Te schodki dotyczą zapewne prądów dla kolejnych faz 4-taktu a prawym potencjometrem ustawia się czas "post" gazu. Uzyskanie stabilnego łuku wymaga, aby źródło reagowało na zmiany odległości elektrody od materiału, krople metalu i ograniczało prąd po przyklejeniu elektrody do materiału. Normalnie realizuje się to sprzężeniami z dzielnika napięcia wyjściowego, bocznika/hallotronu pomiaru prądu i nastaw do generatora PWM. Bardziej elastyczne są rozwiązania programowe.
Tomek
Awatar użytkownika
MarekSCO
2500...3124 posty
2500...3124 posty
Posty: 2678
Rejestracja: pn, 31 lipca 2006, 22:02
Lokalizacja: Żołynia podkarpackie

Re: Wspomóżcie ;)

Post autor: MarekSCO »

Kurcze... Mój błąd... Tego rzeczywiście nie widać na zdjęciu :oops:
Wybacz, że dołączam taki nędzny rysunek ;)
Tomasz Gumny pisze: Uzyskanie stabilnego łuku wymaga, aby źródło reagowało na zmiany odległości elektrody od materiału, krople metalu i ograniczało prąd po przyklejeniu elektrody do materiału.
Uzyskanie stabilnego łuku - tak ...
Spawanie - Tylko wtedy, kiedy wymaga stabilnego łuku :)
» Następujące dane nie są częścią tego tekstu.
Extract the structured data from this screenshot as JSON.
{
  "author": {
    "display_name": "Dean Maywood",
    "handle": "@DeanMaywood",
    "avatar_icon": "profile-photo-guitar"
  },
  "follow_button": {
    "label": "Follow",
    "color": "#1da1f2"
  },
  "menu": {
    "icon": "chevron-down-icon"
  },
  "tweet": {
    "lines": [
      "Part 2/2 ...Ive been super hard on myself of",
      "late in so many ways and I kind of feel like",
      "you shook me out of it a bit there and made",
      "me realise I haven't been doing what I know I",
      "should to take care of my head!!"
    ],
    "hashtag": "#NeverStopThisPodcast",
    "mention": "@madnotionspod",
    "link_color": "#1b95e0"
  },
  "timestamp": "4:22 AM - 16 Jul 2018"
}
Wykaż proszę jeszcze odrobinę cierpliwości i spójrz na rysunek...
Na górnym ( bardziej intuicyjnym w rozumieniu ) starałem się pokazać...
W jaki sposób nakładamy modulację na przebieg prądu spawania, żeby
łuk był w określony sposób niestabilny...
Modulacja przebiegiem okresowym ( od t2 do t4 )...
W większości przypadków spawarek ( tig, plasma, wiązka elektronowa, etc... - czyli wszystkie mutacje ;) )
zmiana odległość nietopliwej elektrody czyplazmotronu od materiału daje nam możliwość regulowania geometrią łuku...
I kontrolę procesu spawania...
Gdyby zastosować pętlę, która doskonale korygowała by prąd w zależności od położenia
elektrody względem materiału, to całą tą regulację szlag by trafił - prawda ?
Dalej...
Nie zawsze samo wymachiwanie palnikiem tig wystarczy, ( nie zawsze jest wystarczająco wygodne )...
Żeby uzyskać zamierzony efekt...
Dlatego właśnie stosuje się bardzo często modulację prądu spawania w obrębie czterotaktu ;)
I tak są tutaj trzy szkoły...
Pierwsza - jak na górnym wykresie... Nakładamy periodyczny przebieg i spawacz musi dostosować
do tego swoje działania ( Oczywiście ma do dyspozycji regulacje częstotliwości i wypełnienia tego przebiegu )...
Druga - jak w spawarce z poprzedniego zdjęcia - spawacz sam sobie moduluje wedle potrzeb
dodatkowym przyciskiem na palniku :)
Stąd to nieporozumienie... Maszyna tutaj musi pracować w czterotakcie, żeby spawacz miał
wolny paluch do obsługi manipulatora modulacji...
Starałem się to pokazać na drugim wykresie...
I wreszcie trzecia - właśnie wykorzystująca elastyczność rozwiązań programowych o których piszesz...
Spawacz wpisuje sobie do pamięci kształt przebiegu i wywołuje wedle potrzeb to co tam sobie wpisał ;)
Z grubsza wiadomo o co chodzi...

Oczywiście to o czym napisałeś jest warunkiem nieodzownym w kilku przypadkach...
W poprawnej pracy spawarek MMA ( spawanie elektrodą otuloną )...
Przecinarek plazmowych z mechanicznym prowadzeniem plazmotronu ( np CNC )
Ale wniosek, że do poprawnego działania zasilacza do spawarki potrzebna jest "miękka" ch-ka czy ściśle określona
funkcja jej kształtowania - jest tak ogólnikowy, że wręcz błędny ... Co starałem się wykazać jakoś ;)
Ważne są możliwości kształtowania charakterystyki, a te w zasilaczach inwerterowych są spore...
Tzn łatwiej to przeprowadzić jak w klasycznych tyrystorowych...
Taką mam przynajmniej nadzieję...
W każdym razie rozważyć trzeba oddzielnie i modulacje przebiegu i pomiar prądu...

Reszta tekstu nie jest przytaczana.